Michael's unconventional presentation of adulthood also hits another cultural nerve, though: the one that says being an adult requires sacrificing the "irresponsibility" of childhood to the venal duties of adulthood. Sure, Jim Baker's amusement park may have raised eyebrows and become the brunt of jokes, but at least he did it for profit and not for the thrill of riding the roller coaster. Our discomfort with Michael's personal amusement park, his famously-lavish perpetual childhood, plays into deep-rooted convictions that hard work and suffering are essential for both spiritual redemption and the realization of the American Dream. The fact that Michael doesn't "have" to face up to adulthood, doesn't "have" to sacrifice his inner child on the altar of economic necessity, evokes a deep, smoldering rage among many Americans. Why should someone who refuses to conform to the rules of Blackness, the restrictions of masculinity, and the drudgery of adulthood be able to "get away with it" all on such a lavish scale?
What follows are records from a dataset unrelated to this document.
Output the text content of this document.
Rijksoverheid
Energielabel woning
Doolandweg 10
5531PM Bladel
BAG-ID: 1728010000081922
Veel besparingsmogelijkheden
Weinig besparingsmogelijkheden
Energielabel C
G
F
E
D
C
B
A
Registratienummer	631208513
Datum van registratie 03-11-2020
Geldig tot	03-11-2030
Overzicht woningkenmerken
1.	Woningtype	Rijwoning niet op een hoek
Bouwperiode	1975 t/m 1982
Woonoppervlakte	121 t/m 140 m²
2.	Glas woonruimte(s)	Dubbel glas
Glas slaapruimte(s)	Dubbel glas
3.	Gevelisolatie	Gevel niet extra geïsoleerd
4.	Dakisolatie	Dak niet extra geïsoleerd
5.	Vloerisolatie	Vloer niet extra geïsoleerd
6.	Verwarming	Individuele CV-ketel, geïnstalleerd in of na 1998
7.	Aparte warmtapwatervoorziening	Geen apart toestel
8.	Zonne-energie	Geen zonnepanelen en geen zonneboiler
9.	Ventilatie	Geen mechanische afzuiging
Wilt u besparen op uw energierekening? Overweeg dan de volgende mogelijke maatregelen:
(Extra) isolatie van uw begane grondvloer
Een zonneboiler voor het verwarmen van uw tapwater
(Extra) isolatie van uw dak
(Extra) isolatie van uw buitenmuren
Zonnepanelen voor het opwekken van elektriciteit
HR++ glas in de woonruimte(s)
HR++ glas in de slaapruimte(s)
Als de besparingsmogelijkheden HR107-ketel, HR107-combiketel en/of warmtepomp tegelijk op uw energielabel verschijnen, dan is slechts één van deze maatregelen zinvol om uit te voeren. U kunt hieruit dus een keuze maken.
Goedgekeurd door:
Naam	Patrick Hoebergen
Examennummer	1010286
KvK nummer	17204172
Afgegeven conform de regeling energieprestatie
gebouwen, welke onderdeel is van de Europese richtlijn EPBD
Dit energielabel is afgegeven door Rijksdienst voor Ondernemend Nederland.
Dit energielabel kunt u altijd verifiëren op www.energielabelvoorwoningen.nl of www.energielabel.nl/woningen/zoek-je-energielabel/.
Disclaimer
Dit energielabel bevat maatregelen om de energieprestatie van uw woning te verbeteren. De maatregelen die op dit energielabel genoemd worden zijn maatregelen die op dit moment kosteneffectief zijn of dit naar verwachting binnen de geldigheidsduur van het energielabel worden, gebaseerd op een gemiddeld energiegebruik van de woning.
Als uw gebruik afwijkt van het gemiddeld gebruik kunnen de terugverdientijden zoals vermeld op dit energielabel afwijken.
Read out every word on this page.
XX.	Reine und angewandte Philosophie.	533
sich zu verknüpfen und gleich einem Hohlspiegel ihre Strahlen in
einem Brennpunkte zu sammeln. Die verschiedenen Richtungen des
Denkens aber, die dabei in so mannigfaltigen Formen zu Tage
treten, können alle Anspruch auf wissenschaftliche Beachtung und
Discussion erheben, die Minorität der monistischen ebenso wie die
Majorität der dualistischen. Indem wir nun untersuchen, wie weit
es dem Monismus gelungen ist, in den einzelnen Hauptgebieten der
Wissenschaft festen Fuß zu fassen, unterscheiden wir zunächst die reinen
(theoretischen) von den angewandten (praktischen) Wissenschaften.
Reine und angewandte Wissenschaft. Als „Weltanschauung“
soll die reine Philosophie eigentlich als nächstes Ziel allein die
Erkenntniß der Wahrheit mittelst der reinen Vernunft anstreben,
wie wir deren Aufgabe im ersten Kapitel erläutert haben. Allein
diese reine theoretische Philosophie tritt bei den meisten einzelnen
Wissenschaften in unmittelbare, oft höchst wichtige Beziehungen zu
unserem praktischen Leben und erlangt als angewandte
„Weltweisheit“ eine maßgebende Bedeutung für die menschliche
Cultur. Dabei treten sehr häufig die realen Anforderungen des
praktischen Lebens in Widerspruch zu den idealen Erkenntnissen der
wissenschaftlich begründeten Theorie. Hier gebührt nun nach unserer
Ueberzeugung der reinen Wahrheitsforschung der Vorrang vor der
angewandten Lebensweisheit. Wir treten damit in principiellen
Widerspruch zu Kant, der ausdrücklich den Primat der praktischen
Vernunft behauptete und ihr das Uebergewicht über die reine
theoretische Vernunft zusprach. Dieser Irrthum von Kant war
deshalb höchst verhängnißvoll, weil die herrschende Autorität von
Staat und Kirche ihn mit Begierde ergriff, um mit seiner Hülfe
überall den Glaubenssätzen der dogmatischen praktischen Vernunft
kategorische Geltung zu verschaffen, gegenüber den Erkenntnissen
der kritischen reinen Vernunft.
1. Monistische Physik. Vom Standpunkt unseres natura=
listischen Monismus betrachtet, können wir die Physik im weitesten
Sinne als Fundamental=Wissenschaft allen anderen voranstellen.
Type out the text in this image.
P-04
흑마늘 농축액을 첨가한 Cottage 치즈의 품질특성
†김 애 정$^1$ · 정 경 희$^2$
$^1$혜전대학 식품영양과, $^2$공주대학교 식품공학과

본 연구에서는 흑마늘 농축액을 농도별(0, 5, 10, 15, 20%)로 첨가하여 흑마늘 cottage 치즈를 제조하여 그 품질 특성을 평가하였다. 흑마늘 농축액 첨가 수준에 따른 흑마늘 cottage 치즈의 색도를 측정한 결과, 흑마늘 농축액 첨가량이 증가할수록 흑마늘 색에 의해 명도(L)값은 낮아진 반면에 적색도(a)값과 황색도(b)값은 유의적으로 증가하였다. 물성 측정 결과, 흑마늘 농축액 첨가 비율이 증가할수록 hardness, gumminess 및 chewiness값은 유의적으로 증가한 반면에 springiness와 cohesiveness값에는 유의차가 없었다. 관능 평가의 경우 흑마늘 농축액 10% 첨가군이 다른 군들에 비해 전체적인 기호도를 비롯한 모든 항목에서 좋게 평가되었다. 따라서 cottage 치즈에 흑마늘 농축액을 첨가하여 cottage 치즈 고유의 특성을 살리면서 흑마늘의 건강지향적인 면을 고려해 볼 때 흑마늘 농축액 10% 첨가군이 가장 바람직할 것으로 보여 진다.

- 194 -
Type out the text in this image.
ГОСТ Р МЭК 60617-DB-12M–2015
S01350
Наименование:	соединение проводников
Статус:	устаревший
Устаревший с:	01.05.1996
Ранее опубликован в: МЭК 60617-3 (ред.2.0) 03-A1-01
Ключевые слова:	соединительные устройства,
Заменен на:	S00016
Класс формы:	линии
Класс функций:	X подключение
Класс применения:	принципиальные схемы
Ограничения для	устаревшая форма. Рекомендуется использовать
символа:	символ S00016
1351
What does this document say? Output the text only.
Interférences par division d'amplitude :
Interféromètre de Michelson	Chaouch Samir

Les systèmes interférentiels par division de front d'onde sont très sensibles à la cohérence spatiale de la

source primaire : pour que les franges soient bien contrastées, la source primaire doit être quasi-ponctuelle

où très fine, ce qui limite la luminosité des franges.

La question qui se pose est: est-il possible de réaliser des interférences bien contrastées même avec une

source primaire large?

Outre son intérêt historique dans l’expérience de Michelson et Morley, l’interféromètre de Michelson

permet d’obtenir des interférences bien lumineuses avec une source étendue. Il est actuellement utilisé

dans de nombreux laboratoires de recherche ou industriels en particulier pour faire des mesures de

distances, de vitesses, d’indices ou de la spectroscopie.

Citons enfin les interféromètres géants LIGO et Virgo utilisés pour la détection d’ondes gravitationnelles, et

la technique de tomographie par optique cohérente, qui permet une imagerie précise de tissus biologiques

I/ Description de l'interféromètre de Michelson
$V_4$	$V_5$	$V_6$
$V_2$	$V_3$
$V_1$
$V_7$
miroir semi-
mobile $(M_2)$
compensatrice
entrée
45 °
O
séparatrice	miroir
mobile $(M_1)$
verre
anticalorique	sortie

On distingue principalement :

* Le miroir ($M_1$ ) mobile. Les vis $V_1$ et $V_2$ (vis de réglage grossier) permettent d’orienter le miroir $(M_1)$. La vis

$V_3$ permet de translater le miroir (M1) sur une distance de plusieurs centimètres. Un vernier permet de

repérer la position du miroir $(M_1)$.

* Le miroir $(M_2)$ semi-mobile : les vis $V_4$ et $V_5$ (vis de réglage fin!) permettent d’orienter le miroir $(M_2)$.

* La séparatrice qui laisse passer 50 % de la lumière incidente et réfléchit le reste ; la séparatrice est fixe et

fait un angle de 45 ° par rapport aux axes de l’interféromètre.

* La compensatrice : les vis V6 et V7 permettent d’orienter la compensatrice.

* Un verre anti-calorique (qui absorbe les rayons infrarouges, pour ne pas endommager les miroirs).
In this sense the cultural rage toward Michael Jackson parallels the lingering rage toward OJ. Nevermind that Michael hasn't been accused of murder or brutality or domestic violence, that the alleged crimes are hardly parallel. Both are rich black men who have been able to "get away with" (supposed) crimes that would have sent any poor black man to his death. While OJ's death sentence might well have been delivered by the courts, Michael's would more likely have come in a dark alley at the hands of a homophobic attacker. Maybe that's why the late-night jokes about both of them refuse to go away. Prevented from doing real physical harm to Michael, the American public has to settle for the unsatisfying spectacle of public skewering.
But what if we were to embrace Michael's nonconformity as a sign of inner strength rather than weakness? If we were to adopt him as a model of how to resist reductive stereotyping, how to remake harmful attitudes about blackness, gender, and adulthood? Isn't Michael's insistence on being himself a hallmark of a true American? Instead our resentments continue to fester, a fact that reveals more about our own cultural anxieties than about Michael himself. Perhaps we should turn this critical gaze inward, on our own prejudices. To those with nothing but derision for Michael-the-weirdo, my answer is this: America, heal thyself.